San Giuseppe: Custode del Mistero Divino
San Giuseppe è una figura di straordinaria importanza nella tradizione cristiana, un esempio di fede silenziosa e di dedizione totale al compito affidatogli. Nel silenzio operoso della sua vita, ha custodito il mistero più grande della storia: la presenza di Dio fatto uomo. La sua storia ci offre insegnamenti preziosi e una fonte di ispirazione per affrontare le sfide quotidiane.
Un Padre Premuroso e Protettore
La preghiera a San Giuseppe ci invita a rivolgerci a lui come a un padre premuroso e protettore. In un mondo che spesso appare incerto e ferito, possiamo trovare conforto nella sua figura paterna chiedendo il suo aiuto nelle difficoltà quotidiane. San Giuseppe è un modello di pazienza e umiltà, qualità essenziali per affrontare le prove della vita con serenità.
Sostegno nella Ricerca del Lavoro
San Giuseppe, il falegname di Nazareth, è anche il patrono dei lavoratori. La sua vita ci insegna il valore del lavoro svolto con dedizione e onestà. Nelle difficoltà economiche o nella ricerca di un impiego, possiamo trovare in lui un alleato fidato, capace di intercedere presso Dio per ottenere il sostegno necessario.
Protezione delle Famiglie
Come protettore della Sacra Famiglia, San Giuseppe è un modello ideale per tutti i genitori. La sua dedizione e il suo amore incondizionato verso Maria e Gesù ci ispirano a costruire relazioni familiari basate sulla fiducia, il rispetto e l’amore. Rivolgersi a lui in preghiera può rafforzare i legami familiari e offrire protezione e guida nelle difficoltà.
Una Fede Salda
San Giuseppe ci insegna che la fiducia nel progetto di Dio è più forte di ogni paura. Nonostante le incertezze e le sfide del suo tempo, ha accolto il mistero divino con fede e coraggio. Questa è una lezione preziosa per noi, soprattutto quando ci troviamo di fronte a situazioni che non comprendiamo pienamente. La sua vita ci incoraggia a mantenere una fede salda e a credere che, anche nelle avversità, Dio ha un piano per ciascuno di noi.
In conclusione, San Giuseppe rappresenta un faro di speranza e un esempio di virtù.

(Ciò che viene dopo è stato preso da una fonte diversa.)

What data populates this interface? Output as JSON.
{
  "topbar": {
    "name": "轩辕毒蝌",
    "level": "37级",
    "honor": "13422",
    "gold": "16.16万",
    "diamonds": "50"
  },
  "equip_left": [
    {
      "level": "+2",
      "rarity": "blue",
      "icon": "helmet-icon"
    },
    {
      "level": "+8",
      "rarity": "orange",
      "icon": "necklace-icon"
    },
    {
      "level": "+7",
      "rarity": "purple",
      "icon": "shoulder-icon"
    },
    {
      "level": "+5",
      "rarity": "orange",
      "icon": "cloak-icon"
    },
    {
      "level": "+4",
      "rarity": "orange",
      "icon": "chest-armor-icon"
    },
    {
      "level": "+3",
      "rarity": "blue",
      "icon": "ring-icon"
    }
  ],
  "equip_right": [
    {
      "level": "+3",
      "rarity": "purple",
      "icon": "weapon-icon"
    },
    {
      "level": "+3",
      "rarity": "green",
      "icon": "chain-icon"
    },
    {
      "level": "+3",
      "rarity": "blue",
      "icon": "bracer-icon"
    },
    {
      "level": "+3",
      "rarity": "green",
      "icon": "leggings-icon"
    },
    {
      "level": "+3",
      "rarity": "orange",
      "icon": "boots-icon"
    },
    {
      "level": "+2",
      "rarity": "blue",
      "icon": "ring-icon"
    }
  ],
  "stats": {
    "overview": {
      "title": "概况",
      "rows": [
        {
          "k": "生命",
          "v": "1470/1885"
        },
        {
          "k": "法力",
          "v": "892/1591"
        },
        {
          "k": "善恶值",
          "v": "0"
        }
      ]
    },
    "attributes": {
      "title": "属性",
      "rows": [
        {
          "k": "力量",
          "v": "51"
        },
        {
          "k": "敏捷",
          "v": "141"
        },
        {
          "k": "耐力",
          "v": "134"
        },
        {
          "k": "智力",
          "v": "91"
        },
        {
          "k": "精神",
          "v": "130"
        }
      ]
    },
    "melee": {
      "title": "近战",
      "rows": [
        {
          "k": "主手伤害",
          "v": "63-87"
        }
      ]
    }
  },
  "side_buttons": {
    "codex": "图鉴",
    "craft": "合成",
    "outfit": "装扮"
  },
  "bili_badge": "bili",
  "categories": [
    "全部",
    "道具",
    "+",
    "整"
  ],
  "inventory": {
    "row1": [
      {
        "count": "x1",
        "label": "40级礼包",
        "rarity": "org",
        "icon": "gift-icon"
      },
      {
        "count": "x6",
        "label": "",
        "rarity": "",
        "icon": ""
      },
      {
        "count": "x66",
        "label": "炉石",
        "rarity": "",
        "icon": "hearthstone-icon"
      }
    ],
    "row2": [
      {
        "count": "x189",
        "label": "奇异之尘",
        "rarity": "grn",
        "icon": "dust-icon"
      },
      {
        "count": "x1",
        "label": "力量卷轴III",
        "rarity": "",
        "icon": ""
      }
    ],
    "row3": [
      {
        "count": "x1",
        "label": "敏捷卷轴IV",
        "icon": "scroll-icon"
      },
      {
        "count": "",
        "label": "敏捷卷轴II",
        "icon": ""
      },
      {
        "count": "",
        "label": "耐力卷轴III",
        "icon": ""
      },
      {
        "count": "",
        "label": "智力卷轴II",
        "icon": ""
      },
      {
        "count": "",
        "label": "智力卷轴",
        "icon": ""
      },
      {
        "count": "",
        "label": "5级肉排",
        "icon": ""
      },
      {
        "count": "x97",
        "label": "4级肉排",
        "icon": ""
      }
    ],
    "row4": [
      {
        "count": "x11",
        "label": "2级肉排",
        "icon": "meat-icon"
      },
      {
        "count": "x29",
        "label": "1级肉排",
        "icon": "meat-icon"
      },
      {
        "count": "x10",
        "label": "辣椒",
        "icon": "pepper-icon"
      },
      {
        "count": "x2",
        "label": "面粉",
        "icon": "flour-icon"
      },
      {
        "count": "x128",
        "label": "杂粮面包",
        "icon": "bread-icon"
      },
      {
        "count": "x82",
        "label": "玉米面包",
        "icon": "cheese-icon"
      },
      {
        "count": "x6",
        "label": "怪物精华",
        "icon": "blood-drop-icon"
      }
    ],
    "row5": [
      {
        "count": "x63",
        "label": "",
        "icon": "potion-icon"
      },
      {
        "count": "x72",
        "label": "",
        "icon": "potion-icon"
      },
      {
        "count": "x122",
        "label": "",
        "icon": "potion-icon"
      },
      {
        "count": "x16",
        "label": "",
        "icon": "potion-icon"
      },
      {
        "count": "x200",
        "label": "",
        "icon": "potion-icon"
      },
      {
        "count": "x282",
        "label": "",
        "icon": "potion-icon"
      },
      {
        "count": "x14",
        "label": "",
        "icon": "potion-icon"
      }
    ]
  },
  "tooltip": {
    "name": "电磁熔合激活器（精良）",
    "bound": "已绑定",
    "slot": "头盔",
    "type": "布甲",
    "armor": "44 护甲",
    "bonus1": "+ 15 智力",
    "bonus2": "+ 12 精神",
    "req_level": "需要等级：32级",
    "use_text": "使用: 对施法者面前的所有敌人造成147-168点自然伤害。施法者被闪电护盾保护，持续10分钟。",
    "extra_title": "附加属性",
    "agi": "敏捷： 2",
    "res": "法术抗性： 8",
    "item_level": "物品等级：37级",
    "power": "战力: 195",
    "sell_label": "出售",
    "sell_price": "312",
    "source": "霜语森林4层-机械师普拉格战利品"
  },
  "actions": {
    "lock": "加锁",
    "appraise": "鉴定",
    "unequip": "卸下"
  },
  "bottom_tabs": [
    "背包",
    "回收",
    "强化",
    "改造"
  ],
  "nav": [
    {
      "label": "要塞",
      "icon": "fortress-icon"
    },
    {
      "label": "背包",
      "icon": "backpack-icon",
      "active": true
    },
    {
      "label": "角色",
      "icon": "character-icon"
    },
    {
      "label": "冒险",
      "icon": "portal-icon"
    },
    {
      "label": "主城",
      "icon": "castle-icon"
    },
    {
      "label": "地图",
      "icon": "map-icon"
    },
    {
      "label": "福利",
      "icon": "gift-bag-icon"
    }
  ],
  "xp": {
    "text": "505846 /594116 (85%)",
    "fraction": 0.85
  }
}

Con questo Spirito abbiamo vissuto la Celebrazione Eucaristica delle ore 10.00 nel Duomo di Santo Stefano; la Santa Messa presieduta dall’Abate Parroco don Claudio Rubagotti e dal suo Vicario don Arrigo Duranti aiutati dal folto gruppo dei chierichetti che data l’importanza della celebrazione ha coinvolto i papà nell’intera liturgia, dal servizio all’altare, alla raccolta delle offerte, alla lettura della Parola. In più data l’occasione degli 80anni di Confartigianato di Cremona e Casalmaggiore, gli artigiani si sono affidati al Santo Patrono Giuseppe non solo per la Celebrazione Eucaristica ma per l’intera giornata. Dopo la Messa presso l’oratorio Maffei la Banca Credito Padano Cremonese ha offerto per tutti un simpatico aperitivo che ha permesso ai presenti di intrattenersi visitando anche il Palazzo Abbaziale con le appena arrivati capolavori del Ghislina. La mattinata infine si è conclusa con lo sfizioso pranzo comunitario organizzato e preparato dalle mamme dell’oratorio che non mancano mai di rendere vivo e comunitario questo momento culinario.
Dunque invocando insieme la sua intercessione, possiamo affrontare con San Giuseppe, le prove della vita con maggiore fiducia e serenità, certi del suo amorevole sostegno.